Faktanya, aerogel silika menunjukkan konduktivitas termal yang jauh lebih rendah dibandingkan dengan polimer konvensional yang menyebabkan peningkatan fluks uap air selama proses distilasi membran karena pengurangan kehilangan panas konduktif.
Sebagian besar penelitian menggunakan membran nanofiber electrospun dalam aplikasi distilasi membran beroperasi kurang dari 50 jam meski mereka menunjukkan kinerja fluks uap air yang tinggi. Sebaliknya, Woo dan tim menerapkan proses distilasi membran menggunakan membran nanofiber elektrospun koaksial fabrikasi selama 30 hari, yaitu satu bulan.
Membran nanofiber electrospun co-aksial melakukan penyaringan garam 99,99 persen selama satu bulan. Berdasarkan hasil, membran beroperasi dengan baik tanpa masalah pembasahan dan pengotoran karena sudut geser yang rendah dan sifat konduktivitas termal.
—Gambar: Skema mesin electrospinning koaksial untuk menyuling air laut menjadi air minum. Sumber: Journal of Membrane Science
Polarisasi suhu adalah salah satu kelemahan signifikan dalam distilasi membran. Hal ini dapat menurunkan kinerja fluks uap air selama operasi distilasi membran karena kehilangan panas konduktif. Membran ini cocok untuk aplikasi distilasi membran jangka panjang karena memiliki beberapa karakteristik penting, seperti sudut geser rendah, konduktivitas termal rendah, menghindari polarisasi suhu, serta mengurangi masalah pembasahan dan pengotoran sambil mempertahankan kinerja fluks uap air superjenuh yang tinggi.
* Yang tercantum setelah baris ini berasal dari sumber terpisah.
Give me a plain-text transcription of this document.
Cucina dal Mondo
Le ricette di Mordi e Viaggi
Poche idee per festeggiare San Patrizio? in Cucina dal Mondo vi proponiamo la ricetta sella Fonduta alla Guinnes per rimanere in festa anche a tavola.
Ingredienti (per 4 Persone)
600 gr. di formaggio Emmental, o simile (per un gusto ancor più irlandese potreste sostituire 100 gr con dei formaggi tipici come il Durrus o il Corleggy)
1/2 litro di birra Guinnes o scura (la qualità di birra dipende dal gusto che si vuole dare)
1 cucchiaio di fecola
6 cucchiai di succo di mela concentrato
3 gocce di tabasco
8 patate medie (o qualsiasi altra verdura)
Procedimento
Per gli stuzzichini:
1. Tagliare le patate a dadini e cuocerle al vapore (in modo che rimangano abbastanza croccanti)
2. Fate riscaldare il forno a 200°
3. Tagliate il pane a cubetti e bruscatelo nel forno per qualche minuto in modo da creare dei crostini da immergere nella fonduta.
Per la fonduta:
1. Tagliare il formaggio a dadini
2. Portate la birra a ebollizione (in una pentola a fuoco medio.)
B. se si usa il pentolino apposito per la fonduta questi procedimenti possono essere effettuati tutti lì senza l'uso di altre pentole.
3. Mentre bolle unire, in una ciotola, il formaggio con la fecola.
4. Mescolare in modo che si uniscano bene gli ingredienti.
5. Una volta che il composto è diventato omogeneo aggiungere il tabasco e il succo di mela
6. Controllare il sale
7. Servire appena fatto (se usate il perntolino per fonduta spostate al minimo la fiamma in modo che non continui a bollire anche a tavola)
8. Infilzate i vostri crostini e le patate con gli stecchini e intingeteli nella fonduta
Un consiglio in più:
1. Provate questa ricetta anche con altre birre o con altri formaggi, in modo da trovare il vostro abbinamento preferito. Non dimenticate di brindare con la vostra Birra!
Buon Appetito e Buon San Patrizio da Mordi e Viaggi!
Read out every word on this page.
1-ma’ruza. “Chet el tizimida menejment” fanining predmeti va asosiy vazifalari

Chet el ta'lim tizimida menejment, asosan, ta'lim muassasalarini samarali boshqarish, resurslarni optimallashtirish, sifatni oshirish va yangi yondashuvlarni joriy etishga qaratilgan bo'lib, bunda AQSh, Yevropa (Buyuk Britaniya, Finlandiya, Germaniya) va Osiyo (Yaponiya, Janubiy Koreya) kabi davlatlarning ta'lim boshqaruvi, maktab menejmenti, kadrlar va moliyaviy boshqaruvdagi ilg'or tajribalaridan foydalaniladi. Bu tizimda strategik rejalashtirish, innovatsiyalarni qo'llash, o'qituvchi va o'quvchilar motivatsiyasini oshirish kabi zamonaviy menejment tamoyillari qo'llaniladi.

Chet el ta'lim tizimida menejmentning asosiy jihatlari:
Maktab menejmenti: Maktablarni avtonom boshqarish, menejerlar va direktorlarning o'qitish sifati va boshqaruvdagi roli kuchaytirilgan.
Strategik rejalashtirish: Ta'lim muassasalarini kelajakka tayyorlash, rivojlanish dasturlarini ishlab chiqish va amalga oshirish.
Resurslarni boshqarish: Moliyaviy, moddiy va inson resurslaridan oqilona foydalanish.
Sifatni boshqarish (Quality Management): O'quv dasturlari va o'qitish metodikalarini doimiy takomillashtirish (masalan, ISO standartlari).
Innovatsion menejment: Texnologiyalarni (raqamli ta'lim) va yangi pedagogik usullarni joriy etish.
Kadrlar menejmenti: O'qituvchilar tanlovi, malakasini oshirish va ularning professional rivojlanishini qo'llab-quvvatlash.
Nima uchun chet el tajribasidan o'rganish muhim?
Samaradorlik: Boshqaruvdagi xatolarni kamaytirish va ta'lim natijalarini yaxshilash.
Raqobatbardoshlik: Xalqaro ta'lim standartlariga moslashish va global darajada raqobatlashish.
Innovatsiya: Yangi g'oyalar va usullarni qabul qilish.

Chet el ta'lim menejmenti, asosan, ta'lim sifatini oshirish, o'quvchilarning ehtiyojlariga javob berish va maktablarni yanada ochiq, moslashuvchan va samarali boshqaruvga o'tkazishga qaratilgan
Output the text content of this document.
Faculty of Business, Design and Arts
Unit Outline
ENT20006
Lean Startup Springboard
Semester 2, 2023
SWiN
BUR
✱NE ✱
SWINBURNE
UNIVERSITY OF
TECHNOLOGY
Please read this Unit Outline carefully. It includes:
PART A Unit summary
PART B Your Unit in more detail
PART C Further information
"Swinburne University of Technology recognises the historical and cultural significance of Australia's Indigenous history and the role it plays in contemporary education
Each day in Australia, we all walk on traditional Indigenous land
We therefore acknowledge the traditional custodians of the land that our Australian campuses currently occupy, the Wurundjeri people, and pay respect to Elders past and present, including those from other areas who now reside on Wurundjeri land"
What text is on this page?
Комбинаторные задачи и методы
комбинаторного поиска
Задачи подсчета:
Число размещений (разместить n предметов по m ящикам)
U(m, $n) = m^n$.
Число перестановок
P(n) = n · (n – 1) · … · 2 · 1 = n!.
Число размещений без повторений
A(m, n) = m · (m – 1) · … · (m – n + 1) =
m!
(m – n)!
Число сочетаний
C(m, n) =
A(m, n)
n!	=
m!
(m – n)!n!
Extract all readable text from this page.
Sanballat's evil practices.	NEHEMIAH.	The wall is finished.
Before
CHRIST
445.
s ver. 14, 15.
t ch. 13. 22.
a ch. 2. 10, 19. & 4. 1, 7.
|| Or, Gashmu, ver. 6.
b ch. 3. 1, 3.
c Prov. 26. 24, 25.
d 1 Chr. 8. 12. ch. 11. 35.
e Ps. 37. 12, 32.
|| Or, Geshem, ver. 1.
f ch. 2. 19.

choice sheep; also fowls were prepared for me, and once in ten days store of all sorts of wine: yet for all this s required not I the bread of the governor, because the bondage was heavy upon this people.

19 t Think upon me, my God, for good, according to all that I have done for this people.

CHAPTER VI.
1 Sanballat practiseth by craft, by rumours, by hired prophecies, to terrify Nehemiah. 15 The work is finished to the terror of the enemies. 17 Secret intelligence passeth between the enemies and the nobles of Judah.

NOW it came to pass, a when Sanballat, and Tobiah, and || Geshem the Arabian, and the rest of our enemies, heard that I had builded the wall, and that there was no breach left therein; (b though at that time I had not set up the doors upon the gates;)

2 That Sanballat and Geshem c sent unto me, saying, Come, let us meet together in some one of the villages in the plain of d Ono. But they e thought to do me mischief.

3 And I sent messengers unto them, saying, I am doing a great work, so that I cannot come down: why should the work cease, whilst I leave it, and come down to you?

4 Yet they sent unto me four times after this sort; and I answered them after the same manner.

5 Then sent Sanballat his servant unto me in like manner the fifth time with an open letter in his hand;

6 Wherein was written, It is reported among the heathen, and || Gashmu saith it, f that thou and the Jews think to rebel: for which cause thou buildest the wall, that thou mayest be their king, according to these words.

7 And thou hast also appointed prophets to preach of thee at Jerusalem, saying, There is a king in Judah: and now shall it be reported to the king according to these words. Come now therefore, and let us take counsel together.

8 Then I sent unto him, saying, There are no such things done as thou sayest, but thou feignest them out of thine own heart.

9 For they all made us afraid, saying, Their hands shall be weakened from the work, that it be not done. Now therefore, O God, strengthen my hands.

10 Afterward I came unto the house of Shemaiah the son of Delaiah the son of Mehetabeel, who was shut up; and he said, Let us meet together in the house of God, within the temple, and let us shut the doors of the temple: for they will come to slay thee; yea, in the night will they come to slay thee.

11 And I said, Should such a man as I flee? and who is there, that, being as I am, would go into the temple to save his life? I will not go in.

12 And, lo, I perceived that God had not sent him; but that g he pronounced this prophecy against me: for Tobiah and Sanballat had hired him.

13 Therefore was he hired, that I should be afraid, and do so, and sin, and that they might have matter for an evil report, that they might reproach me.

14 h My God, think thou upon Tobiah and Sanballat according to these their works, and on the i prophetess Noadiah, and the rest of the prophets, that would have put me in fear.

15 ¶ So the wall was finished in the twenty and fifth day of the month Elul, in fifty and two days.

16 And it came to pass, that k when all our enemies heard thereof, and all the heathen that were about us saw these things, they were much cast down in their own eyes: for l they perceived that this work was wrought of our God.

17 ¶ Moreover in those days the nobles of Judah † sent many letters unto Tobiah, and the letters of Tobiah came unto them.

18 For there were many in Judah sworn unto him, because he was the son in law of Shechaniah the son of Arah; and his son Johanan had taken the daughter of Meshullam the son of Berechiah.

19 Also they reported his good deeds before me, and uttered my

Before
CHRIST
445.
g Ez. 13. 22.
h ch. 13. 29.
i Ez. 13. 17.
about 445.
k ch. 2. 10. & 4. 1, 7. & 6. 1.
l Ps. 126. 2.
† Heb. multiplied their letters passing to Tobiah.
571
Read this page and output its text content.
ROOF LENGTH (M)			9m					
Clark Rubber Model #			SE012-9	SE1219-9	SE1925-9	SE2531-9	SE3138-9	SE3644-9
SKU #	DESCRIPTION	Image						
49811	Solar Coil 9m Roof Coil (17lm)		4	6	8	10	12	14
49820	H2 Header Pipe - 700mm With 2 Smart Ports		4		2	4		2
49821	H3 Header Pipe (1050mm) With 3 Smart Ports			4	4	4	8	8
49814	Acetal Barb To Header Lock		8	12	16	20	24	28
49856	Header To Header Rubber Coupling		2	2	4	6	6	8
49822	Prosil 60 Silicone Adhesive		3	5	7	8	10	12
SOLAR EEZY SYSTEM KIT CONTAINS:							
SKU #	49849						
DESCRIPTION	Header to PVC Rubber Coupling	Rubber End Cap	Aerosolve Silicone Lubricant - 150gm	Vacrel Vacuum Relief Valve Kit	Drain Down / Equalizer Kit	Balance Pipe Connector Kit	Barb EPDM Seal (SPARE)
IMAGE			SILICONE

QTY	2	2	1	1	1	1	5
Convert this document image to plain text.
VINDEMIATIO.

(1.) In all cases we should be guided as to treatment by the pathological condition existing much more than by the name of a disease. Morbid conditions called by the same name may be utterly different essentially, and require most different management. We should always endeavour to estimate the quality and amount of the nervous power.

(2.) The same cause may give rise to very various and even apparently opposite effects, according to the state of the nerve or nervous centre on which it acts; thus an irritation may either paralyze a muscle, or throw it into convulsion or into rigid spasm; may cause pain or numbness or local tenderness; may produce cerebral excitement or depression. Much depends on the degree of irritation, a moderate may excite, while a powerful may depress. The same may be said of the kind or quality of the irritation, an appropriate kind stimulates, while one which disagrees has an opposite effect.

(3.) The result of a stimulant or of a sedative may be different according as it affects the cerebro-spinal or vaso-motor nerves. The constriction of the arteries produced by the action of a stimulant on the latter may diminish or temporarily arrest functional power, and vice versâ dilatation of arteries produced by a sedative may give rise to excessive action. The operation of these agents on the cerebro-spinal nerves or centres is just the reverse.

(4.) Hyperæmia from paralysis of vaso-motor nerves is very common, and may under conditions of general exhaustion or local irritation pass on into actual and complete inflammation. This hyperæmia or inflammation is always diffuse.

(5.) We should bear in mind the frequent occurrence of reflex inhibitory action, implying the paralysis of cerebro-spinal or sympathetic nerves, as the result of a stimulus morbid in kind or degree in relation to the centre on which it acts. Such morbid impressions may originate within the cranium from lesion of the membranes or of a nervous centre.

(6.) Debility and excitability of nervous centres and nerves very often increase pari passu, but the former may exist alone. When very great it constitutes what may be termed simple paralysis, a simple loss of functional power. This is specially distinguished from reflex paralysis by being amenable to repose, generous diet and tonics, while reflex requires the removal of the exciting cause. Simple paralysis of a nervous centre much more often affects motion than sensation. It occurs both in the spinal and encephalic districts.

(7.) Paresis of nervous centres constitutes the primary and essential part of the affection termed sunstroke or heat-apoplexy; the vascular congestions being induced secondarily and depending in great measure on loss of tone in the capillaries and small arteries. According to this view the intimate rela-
Tim peneliti mencatat bahwa lebih penting untuk memiliki proses yang stabil daripada kinerja fluks uap air yang tinggi dalam proses distilasi membran yang tersedia secara komersial. Woo mengatakan bahwa membran nanofiber electrospun co-aksial memiliki potensi kuat untuk pengolahan larutan air laut tanpa mengalami masalah pembasahan dan mungkin merupakan membran yang sesuai untuk aplikasi distilasi membran skala pilot dan skala nyata.
Sejauh ini, pabrik desalinasi air laut terbesar di dunia dimiliki oleh pabrik Sorek Israel di dekat Tel Aviv. Seperti dilaporkan BBC, pabrik ini menghasilkan 624 juta liter air minum setiap hari. Berikutnya, di Arab Saudi ada pabrik Ras al-Khair yang menyuplai 1 juta liter air per hari ke Riyadh.